La difesa del padre-assassino: “Temevo che mio figlio fosse armato”

Muto, apparentemente calmo, in realtà sotto shock. Ezio Murtas, l’ottantenne che ieri a Escolca ha ucciso alla fine dell’ennesima lite il figlio tossicodipendente, mentre era nella caserma di Gergei ha detto solo una frase. Che appare anche l’embrione di un’autodifesa: “Matteo mi aveva minacciato, mi ha detto che aveva una pistola”.

Questa dichiarazione prefigura la tesi della “legittima difesa putativa”, una situazione che si configura quando chi ha agito aveva delle buone ragioni per temere per se stesso e per la propria incolumità. Ma sul corpo di Matteo Murtas non è stata trovata alcuna arma. Né è stata trovata all’interno dell’abitazione. Dove, invece, sono stati trovati alcuni grammi di eroina e di metadone.

La tossicodipendenza di Matteo era all’origine dei continui litigi col padre. Lo studente modello (era noto per la sua memoria: ricordava le capitali di tutti gli stati del mondo), in pochi anni si era messo nei guai con la giustizia, aveva subito due arresti per reati legati alla detenzione e allo spaccio. E mai aveva trovato un lavoro stabile. Nè aveva accolto gli insistenti inviti del padre a rimettere la testa a posto e prendere in gestione un bar di roprietà della famiglia.

La situazione era perfettamente a conoscenza dei carabinieri.
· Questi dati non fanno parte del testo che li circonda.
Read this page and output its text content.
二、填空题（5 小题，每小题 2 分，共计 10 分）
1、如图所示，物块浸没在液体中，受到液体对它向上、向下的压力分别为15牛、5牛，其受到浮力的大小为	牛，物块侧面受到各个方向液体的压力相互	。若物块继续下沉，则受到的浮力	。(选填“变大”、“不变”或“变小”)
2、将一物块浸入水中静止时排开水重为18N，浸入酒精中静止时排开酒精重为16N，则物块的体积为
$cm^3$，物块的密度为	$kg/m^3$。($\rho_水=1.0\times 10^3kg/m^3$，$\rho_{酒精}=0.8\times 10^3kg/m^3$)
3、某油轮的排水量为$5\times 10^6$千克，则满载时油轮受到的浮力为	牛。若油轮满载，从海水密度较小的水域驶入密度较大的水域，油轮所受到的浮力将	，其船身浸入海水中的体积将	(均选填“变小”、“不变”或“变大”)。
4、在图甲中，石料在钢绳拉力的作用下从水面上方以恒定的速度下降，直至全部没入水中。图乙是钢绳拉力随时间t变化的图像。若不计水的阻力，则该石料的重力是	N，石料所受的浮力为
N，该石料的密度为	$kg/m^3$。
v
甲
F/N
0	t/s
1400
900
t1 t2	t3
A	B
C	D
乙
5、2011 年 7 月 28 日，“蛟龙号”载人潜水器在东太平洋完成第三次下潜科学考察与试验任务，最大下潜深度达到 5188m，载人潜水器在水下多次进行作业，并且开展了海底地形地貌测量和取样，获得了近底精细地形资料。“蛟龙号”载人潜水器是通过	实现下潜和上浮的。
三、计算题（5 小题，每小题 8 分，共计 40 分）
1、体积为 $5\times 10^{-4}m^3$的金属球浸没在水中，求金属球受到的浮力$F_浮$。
In più occasioni Ezio Murtas, accompagnato dalla moglie, si era recato nella caserma per segnalare i comportamenti del figlio e in particolare le minacce legate alle continue richieste di denaro.

Intanto dovrebbe slittare a mercoledì, la convalida dell’arresto per il pensionato. Oggi il pubblico ministero Alessandro Pili ha firmato gli atti del fermo che saranno spediti al Gip, chiamato appunto a decidere sul destino di Murtas.

Sui contorni della tragedia pare invece che non ci siano più dubbi: a uccidere il ragazzo sono state le due fucilate al petto, sparate dal padre dopo l’ennesimo litigio. Per paura che il figlio fosse armato, ha raccontato l’uomo arrestato con accusa di omicidio volontario.